Tuesday, May 7, 2013

Garlic breath, Garlic sweat

Hey garlic lovers! How much garlic can you eat in a week?

I love garlic! My answer would be: there is no limit! Right? After eating it every day for an entire week and reeking of garlic 24/7, maybe there is a limit.

One of my favorite things about cooking is sauteeing garlic in olive oil just so that wonderful smell can fill in every square inch of the kitchen. One of my favorite things to eat is food with plenty of garlic plus you get the added health benefits such as cancer prevention, lowering risk of hearth disease and removal of toxins in the blood, especially for women. I was happy to find that most dishes we ate in Nepal had generous amounts of garlic: the stuffing in the momos had minced garlic, spinach was often stir fried with garlic, many curries had crushed garlic and many of the Dal Bhat side dishes also had garlic. I was very excited when we found out that one of the natural methods for altitude sickness prevention was eating lots of garlic.

Altitude and Garlic
All the guides we spoke with preferred eating garlic soup or drinking garlic water over taking medicine to try to prevent altitude sickness. On top of all the health benefits, this was a great added bonus! Since we were about to go up to more than 5,400 meters and I just so happened to love garlic, I immediately signed up for the ultimate garlic diet.

On the way up to 5,416+ meters to cross Thurong La Pass

All of the guesthouses and restaurants along the trek offered garlic soup and I started ordering it a week before we were due to cross the world's widest pass, Thurong La. This soup is serious business: it is loaded with garlic and definitely leaves you with a great dragon breath that lingers on for a while. Sometimes they would serve it creamy style and sometimes it would be just salt, boiling water and garlic. 

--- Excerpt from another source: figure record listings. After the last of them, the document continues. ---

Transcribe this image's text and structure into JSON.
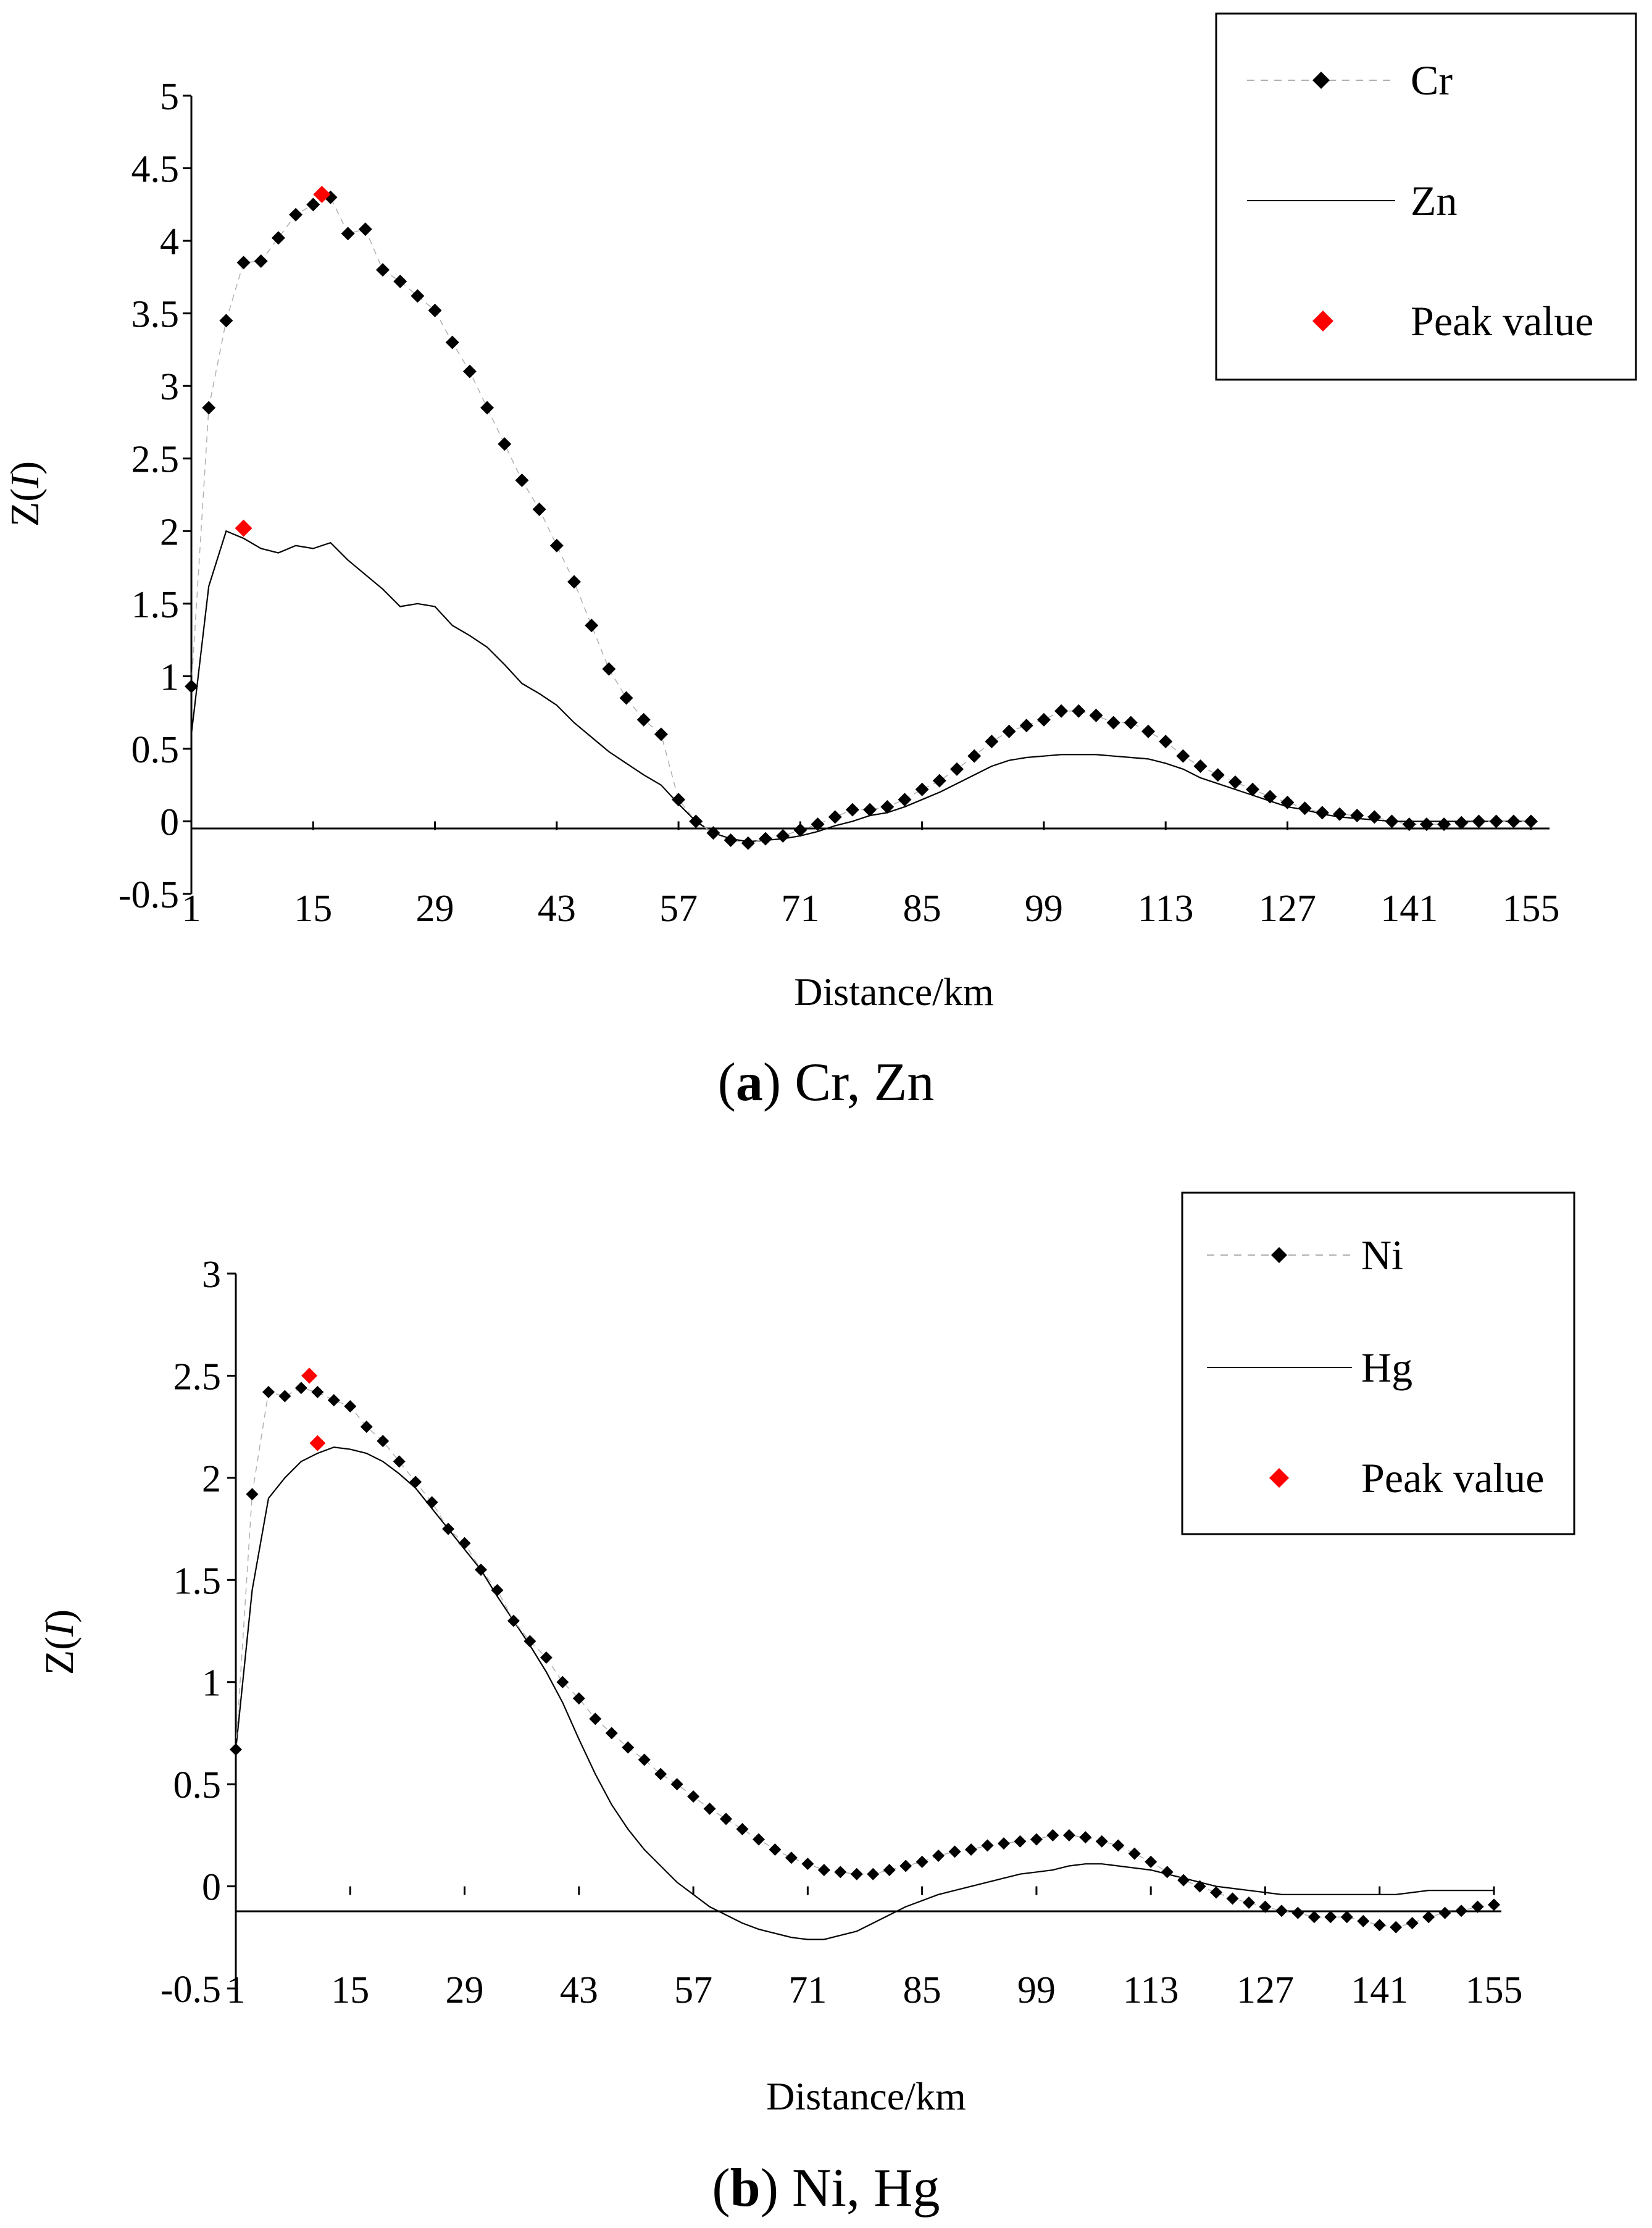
{
  "chart_data": [
    {
      "type": "line",
      "caption_letter": "a",
      "caption_text": "Cr, Zn",
      "xlabel": "Distance/km",
      "ylabel_prefix": "Z(",
      "ylabel_italic": "I",
      "ylabel_suffix": ")",
      "xlim": [
        1,
        155
      ],
      "ylim": [
        -0.5,
        5
      ],
      "x_ticks": [
        "1",
        "15",
        "29",
        "43",
        "57",
        "71",
        "85",
        "99",
        "113",
        "127",
        "141",
        "155"
      ],
      "y_ticks": [
        "5",
        "4.5",
        "4",
        "3.5",
        "3",
        "2.5",
        "2",
        "1.5",
        "1",
        "0.5",
        "0",
        "-0.5"
      ],
      "legend": {
        "series1": "Cr",
        "series2": "Zn",
        "peak": "Peak value",
        "placement": "top-right"
      },
      "colors": {
        "series": "#000000",
        "connector": "#b0b0b0",
        "peak": "#ff0000"
      },
      "series": [
        {
          "name": "Cr",
          "style": "diamond-markers",
          "x": [
            1,
            3,
            5,
            7,
            9,
            11,
            13,
            15,
            17,
            19,
            21,
            23,
            25,
            27,
            29,
            31,
            33,
            35,
            37,
            39,
            41,
            43,
            45,
            47,
            49,
            51,
            53,
            55,
            57,
            59,
            61,
            63,
            65,
            67,
            69,
            71,
            73,
            75,
            77,
            79,
            81,
            83,
            85,
            87,
            89,
            91,
            93,
            95,
            97,
            99,
            101,
            103,
            105,
            107,
            109,
            111,
            113,
            115,
            117,
            119,
            121,
            123,
            125,
            127,
            129,
            131,
            133,
            135,
            137,
            139,
            141,
            143,
            145,
            147,
            149,
            151,
            153,
            155
          ],
          "values": [
            0.93,
            2.85,
            3.45,
            3.85,
            3.86,
            4.02,
            4.18,
            4.25,
            4.3,
            4.05,
            4.08,
            3.8,
            3.72,
            3.62,
            3.52,
            3.3,
            3.1,
            2.85,
            2.6,
            2.35,
            2.15,
            1.9,
            1.65,
            1.35,
            1.05,
            0.85,
            0.7,
            0.6,
            0.15,
            0.0,
            -0.08,
            -0.13,
            -0.15,
            -0.12,
            -0.1,
            -0.06,
            -0.02,
            0.03,
            0.08,
            0.08,
            0.1,
            0.15,
            0.22,
            0.28,
            0.36,
            0.45,
            0.55,
            0.62,
            0.66,
            0.7,
            0.76,
            0.76,
            0.73,
            0.68,
            0.68,
            0.62,
            0.55,
            0.45,
            0.38,
            0.32,
            0.27,
            0.22,
            0.17,
            0.13,
            0.09,
            0.06,
            0.05,
            0.04,
            0.03,
            0.0,
            -0.02,
            -0.02,
            -0.02,
            -0.01,
            0.0,
            0.0,
            0.0,
            0.0
          ]
        },
        {
          "name": "Zn",
          "style": "thin-line",
          "x": [
            1,
            3,
            5,
            7,
            9,
            11,
            13,
            15,
            17,
            19,
            21,
            23,
            25,
            27,
            29,
            31,
            33,
            35,
            37,
            39,
            41,
            43,
            45,
            47,
            49,
            51,
            53,
            55,
            57,
            59,
            61,
            63,
            65,
            67,
            69,
            71,
            73,
            75,
            77,
            79,
            81,
            83,
            85,
            87,
            89,
            91,
            93,
            95,
            97,
            99,
            101,
            103,
            105,
            107,
            109,
            111,
            113,
            115,
            117,
            119,
            121,
            123,
            125,
            127,
            129,
            131,
            133,
            135,
            137,
            139,
            141,
            143,
            145,
            147,
            149,
            151,
            153,
            155
          ],
          "values": [
            0.6,
            1.62,
            2.0,
            1.95,
            1.88,
            1.85,
            1.9,
            1.88,
            1.92,
            1.8,
            1.7,
            1.6,
            1.48,
            1.5,
            1.48,
            1.35,
            1.28,
            1.2,
            1.08,
            0.95,
            0.88,
            0.8,
            0.68,
            0.58,
            0.48,
            0.4,
            0.32,
            0.25,
            0.12,
            0.0,
            -0.08,
            -0.12,
            -0.14,
            -0.13,
            -0.12,
            -0.1,
            -0.07,
            -0.03,
            0.0,
            0.04,
            0.06,
            0.1,
            0.15,
            0.2,
            0.26,
            0.32,
            0.38,
            0.42,
            0.44,
            0.45,
            0.46,
            0.46,
            0.46,
            0.45,
            0.44,
            0.43,
            0.4,
            0.36,
            0.3,
            0.26,
            0.22,
            0.18,
            0.14,
            0.1,
            0.08,
            0.05,
            0.03,
            0.02,
            0.01,
            0.0,
            0.0,
            0.0,
            0.0,
            0.0,
            0.0,
            0.0,
            0.0,
            0.0
          ]
        }
      ],
      "peaks": [
        {
          "x": 16,
          "y": 4.32
        },
        {
          "x": 7,
          "y": 2.02
        }
      ]
    },
    {
      "type": "line",
      "caption_letter": "b",
      "caption_text": "Ni, Hg",
      "xlabel": "Distance/km",
      "ylabel_prefix": "Z(",
      "ylabel_italic": "I",
      "ylabel_suffix": ")",
      "xlim": [
        1,
        155
      ],
      "ylim": [
        -0.5,
        3
      ],
      "x_ticks": [
        "1",
        "15",
        "29",
        "43",
        "57",
        "71",
        "85",
        "99",
        "113",
        "127",
        "141",
        "155"
      ],
      "y_ticks": [
        "3",
        "2.5",
        "2",
        "1.5",
        "1",
        "0.5",
        "0",
        "-0.5"
      ],
      "legend": {
        "series1": "Ni",
        "series2": "Hg",
        "peak": "Peak value",
        "placement": "top-right"
      },
      "colors": {
        "series": "#000000",
        "connector": "#b0b0b0",
        "peak": "#ff0000"
      },
      "series": [
        {
          "name": "Ni",
          "style": "diamond-markers",
          "x": [
            1,
            3,
            5,
            7,
            9,
            11,
            13,
            15,
            17,
            19,
            21,
            23,
            25,
            27,
            29,
            31,
            33,
            35,
            37,
            39,
            41,
            43,
            45,
            47,
            49,
            51,
            53,
            55,
            57,
            59,
            61,
            63,
            65,
            67,
            69,
            71,
            73,
            75,
            77,
            79,
            81,
            83,
            85,
            87,
            89,
            91,
            93,
            95,
            97,
            99,
            101,
            103,
            105,
            107,
            109,
            111,
            113,
            115,
            117,
            119,
            121,
            123,
            125,
            127,
            129,
            131,
            133,
            135,
            137,
            139,
            141,
            143,
            145,
            147,
            149,
            151,
            153,
            155
          ],
          "values": [
            0.67,
            1.92,
            2.42,
            2.4,
            2.44,
            2.42,
            2.38,
            2.35,
            2.25,
            2.18,
            2.08,
            1.98,
            1.88,
            1.75,
            1.68,
            1.55,
            1.45,
            1.3,
            1.2,
            1.12,
            1.0,
            0.92,
            0.82,
            0.75,
            0.68,
            0.62,
            0.55,
            0.5,
            0.44,
            0.38,
            0.33,
            0.28,
            0.23,
            0.18,
            0.14,
            0.11,
            0.08,
            0.07,
            0.06,
            0.06,
            0.08,
            0.1,
            0.12,
            0.15,
            0.17,
            0.18,
            0.2,
            0.21,
            0.22,
            0.23,
            0.25,
            0.25,
            0.24,
            0.22,
            0.2,
            0.16,
            0.12,
            0.07,
            0.03,
            0.0,
            -0.03,
            -0.06,
            -0.08,
            -0.1,
            -0.12,
            -0.13,
            -0.15,
            -0.15,
            -0.15,
            -0.17,
            -0.19,
            -0.2,
            -0.18,
            -0.15,
            -0.13,
            -0.12,
            -0.1,
            -0.09
          ]
        },
        {
          "name": "Hg",
          "style": "thin-line",
          "x": [
            1,
            3,
            5,
            7,
            9,
            11,
            13,
            15,
            17,
            19,
            21,
            23,
            25,
            27,
            29,
            31,
            33,
            35,
            37,
            39,
            41,
            43,
            45,
            47,
            49,
            51,
            53,
            55,
            57,
            59,
            61,
            63,
            65,
            67,
            69,
            71,
            73,
            75,
            77,
            79,
            81,
            83,
            85,
            87,
            89,
            91,
            93,
            95,
            97,
            99,
            101,
            103,
            105,
            107,
            109,
            111,
            113,
            115,
            117,
            119,
            121,
            123,
            125,
            127,
            129,
            131,
            133,
            135,
            137,
            139,
            141,
            143,
            145,
            147,
            149,
            151,
            153,
            155
          ],
          "values": [
            0.67,
            1.45,
            1.9,
            2.0,
            2.08,
            2.12,
            2.15,
            2.14,
            2.12,
            2.08,
            2.02,
            1.95,
            1.85,
            1.75,
            1.65,
            1.55,
            1.42,
            1.3,
            1.18,
            1.05,
            0.9,
            0.72,
            0.55,
            0.4,
            0.28,
            0.18,
            0.1,
            0.02,
            -0.04,
            -0.1,
            -0.14,
            -0.18,
            -0.21,
            -0.23,
            -0.25,
            -0.26,
            -0.26,
            -0.24,
            -0.22,
            -0.18,
            -0.14,
            -0.1,
            -0.07,
            -0.04,
            -0.02,
            0.0,
            0.02,
            0.04,
            0.06,
            0.07,
            0.08,
            0.1,
            0.11,
            0.11,
            0.1,
            0.09,
            0.08,
            0.06,
            0.04,
            0.02,
            0.0,
            -0.01,
            -0.02,
            -0.03,
            -0.04,
            -0.04,
            -0.04,
            -0.04,
            -0.04,
            -0.04,
            -0.04,
            -0.04,
            -0.03,
            -0.02,
            -0.02,
            -0.02,
            -0.02,
            -0.02
          ]
        }
      ],
      "peaks": [
        {
          "x": 10,
          "y": 2.5
        },
        {
          "x": 11,
          "y": 2.17
        }
      ]
    }
  ]
}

A nice carbo-heavy lunch (yak cheese sandwich and rosemary potatoes) with a healthy dose of garlic soup

The sacrifice: smelling a little bad...
After a few days of having garlic soup, I definitely noticed that the smell was just not going away and I am convinced that even my sweat smelled like garlic. About four days before the big day on the pass, I got really sick and had an awful cold with an intense sore throat. On top of garlic soup, I now carried hot water in my bottle with about a half head of crushed garlic. I definitely reeked now but it made me feel a little better and I tried to stay positive by reminding myself that I wouldn't get altitude sickness if I just kept up my garlic consumption. I'm not sure how Eliot and I managed to still stay close to each other 24/7 during that week but I think it's a good sign for our relationship!

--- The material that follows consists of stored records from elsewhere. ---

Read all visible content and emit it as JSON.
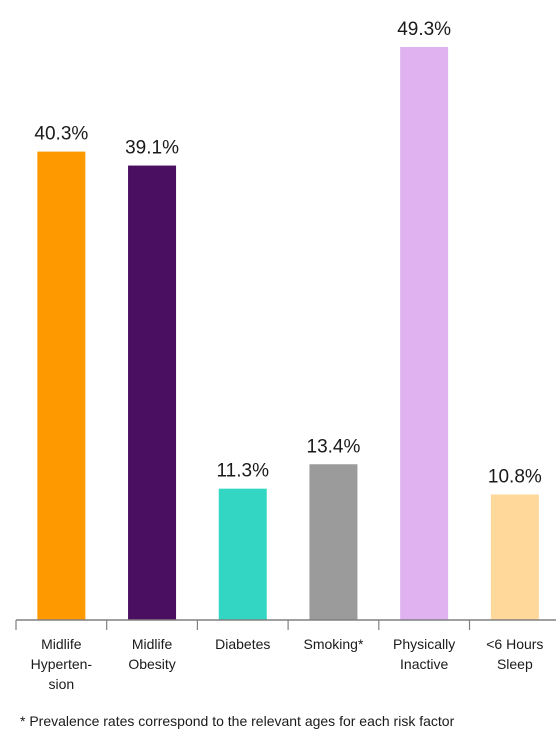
{
  "chart_data": {
    "type": "bar",
    "categories": [
      [
        "Midlife",
        "Hyperten-",
        "sion"
      ],
      [
        "Midlife",
        "Obesity"
      ],
      [
        "Diabetes"
      ],
      [
        "Smoking*"
      ],
      [
        "Physically",
        "Inactive"
      ],
      [
        "<6 Hours",
        "Sleep"
      ]
    ],
    "values": [
      40.3,
      39.1,
      11.3,
      13.4,
      49.3,
      10.8
    ],
    "value_labels": [
      "40.3%",
      "39.1%",
      "11.3%",
      "13.4%",
      "49.3%",
      "10.8%"
    ],
    "colors": [
      "#FF9900",
      "#4B0F62",
      "#33D6C2",
      "#9B9B9B",
      "#E0B3F0",
      "#FFD89A"
    ],
    "ylim": [
      0,
      49.3
    ],
    "grid": false,
    "legend": "none"
  },
  "footnote": "* Prevalence rates correspond to the relevant ages for each risk factor"
}
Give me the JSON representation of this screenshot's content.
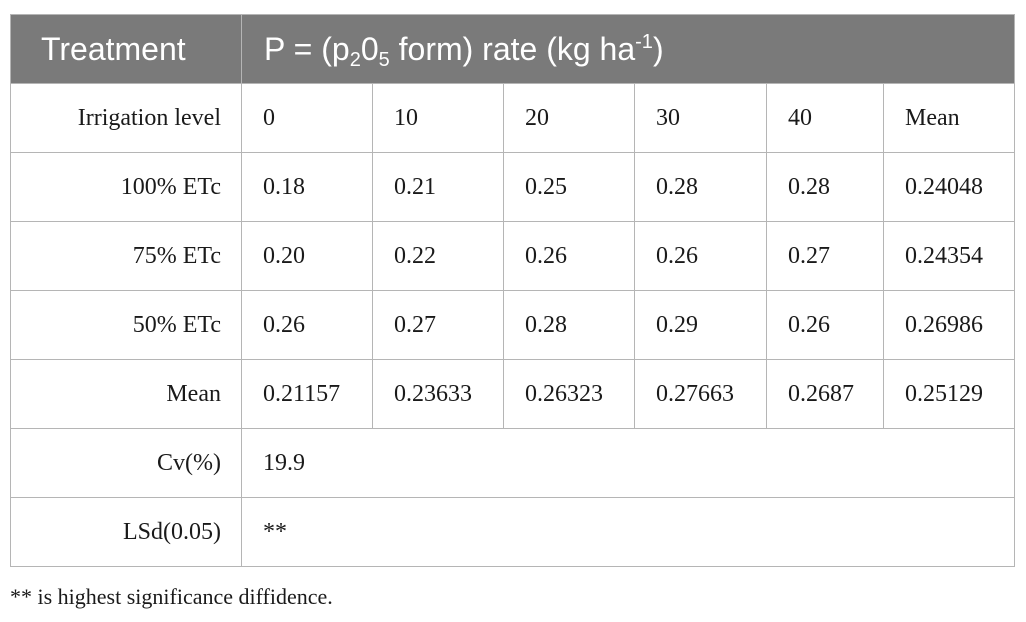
{
  "header": {
    "treatment": "Treatment",
    "rate_prefix": "P = (p",
    "rate_sub1": "2",
    "rate_mid": "0",
    "rate_sub2": "5",
    "rate_rest": " form) rate (kg ha",
    "rate_sup": "-1",
    "rate_close": ")"
  },
  "columns": [
    "Irrigation level",
    "0",
    "10",
    "20",
    "30",
    "40",
    "Mean"
  ],
  "rows": [
    {
      "label": "100% ETc",
      "values": [
        "0.18",
        "0.21",
        "0.25",
        "0.28",
        "0.28",
        "0.24048"
      ]
    },
    {
      "label": "75% ETc",
      "values": [
        "0.20",
        "0.22",
        "0.26",
        "0.26",
        "0.27",
        "0.24354"
      ]
    },
    {
      "label": "50% ETc",
      "values": [
        "0.26",
        "0.27",
        "0.28",
        "0.29",
        "0.26",
        "0.26986"
      ]
    },
    {
      "label": "Mean",
      "values": [
        "0.21157",
        "0.23633",
        "0.26323",
        "0.27663",
        "0.2687",
        "0.25129"
      ]
    }
  ],
  "cv": {
    "label": "Cv(%)",
    "value": "19.9"
  },
  "lsd": {
    "label": "LSd(0.05)",
    "value": "**"
  },
  "footnote": "** is highest significance diffidence."
}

Crushed garlic inside our Nalgene - it took about a whole month to get rid of the taste

A true cure for altitude sickness? 
The true test to this supposed miracle medicine began 48 hours before the crucial ascent. We had a ridiculously steep 300 meter climb from Low camp to High camp, at almost 5,000 meters altitude and Eliot started feeling some of the effects of the altitude. It took us almost two hours to go a very short distance and once we got to High Camp, Eliot felt awful. I was tired but felt fine and had some garlic noodle soup while Eliot opted for a tomato soup for dinner. Aside from shortness of breath, I was surprised at how 'well' I was feeling.
The big day arrived and we started the climb to the pass at around 5:30 am. I was freezing but I kept a steady slow breath and kept my garlic water with me. In spite of taking Diamox (legit, chemical medicine used to prevent altitude sickness at least a few days prior to being up in high altitude) in addition to the garlic diet, Eliot had an awful time and became a victim of the altitude, losing his vision and all. It was very scary as we were on a very snowy and narrow part of the trail (a foot and a half wide at most) but we managed to climb down a few meters and rest a bit so he could recover.

The amazing Thurong La Pass (finally!)

50/50 success
We crossed the pass successfully in spite of the altitude sickness and were very happy once we started the slow descent. Although Eliot felt the wrath of the high Himalayas, I still never felt even the slightest headache.

Would I rather smell a little (okay, okay a LOT) bad or a little better? In the end, I choose smelling bad over better: consuming all that garlic definitely made it worth it for me, even though it felt like garlic was oozing out of my pores. The miracle drug -- garlic, that is -- worked wonderfully for me (even just as a placebo!) but was way less effective for Eliot. Although I was spared, I really hope I don't ever have to eat that much garlic again.

I still love garlic but I definitely prefer moderation over extremes with this potent veggie!


  1. I didn't know the garlic was so good to prevent altitude sickness. In Machu Picchu at half the Thurong La Pass altitude, the coca tea worked perfectly for us. Next time I'll try the garlic stuff, but with some pasta or chicken.

    1. Too bad they don't have coca leaves around here! I still dream of going trekking in Peru some day...

  2. From my experience with you in Tibet, I think you're just immune to altitude sickness!

    1. Maybe you're right! We just did another peak at around 4,100 meters yesterday and we didn't even notice a huge difference.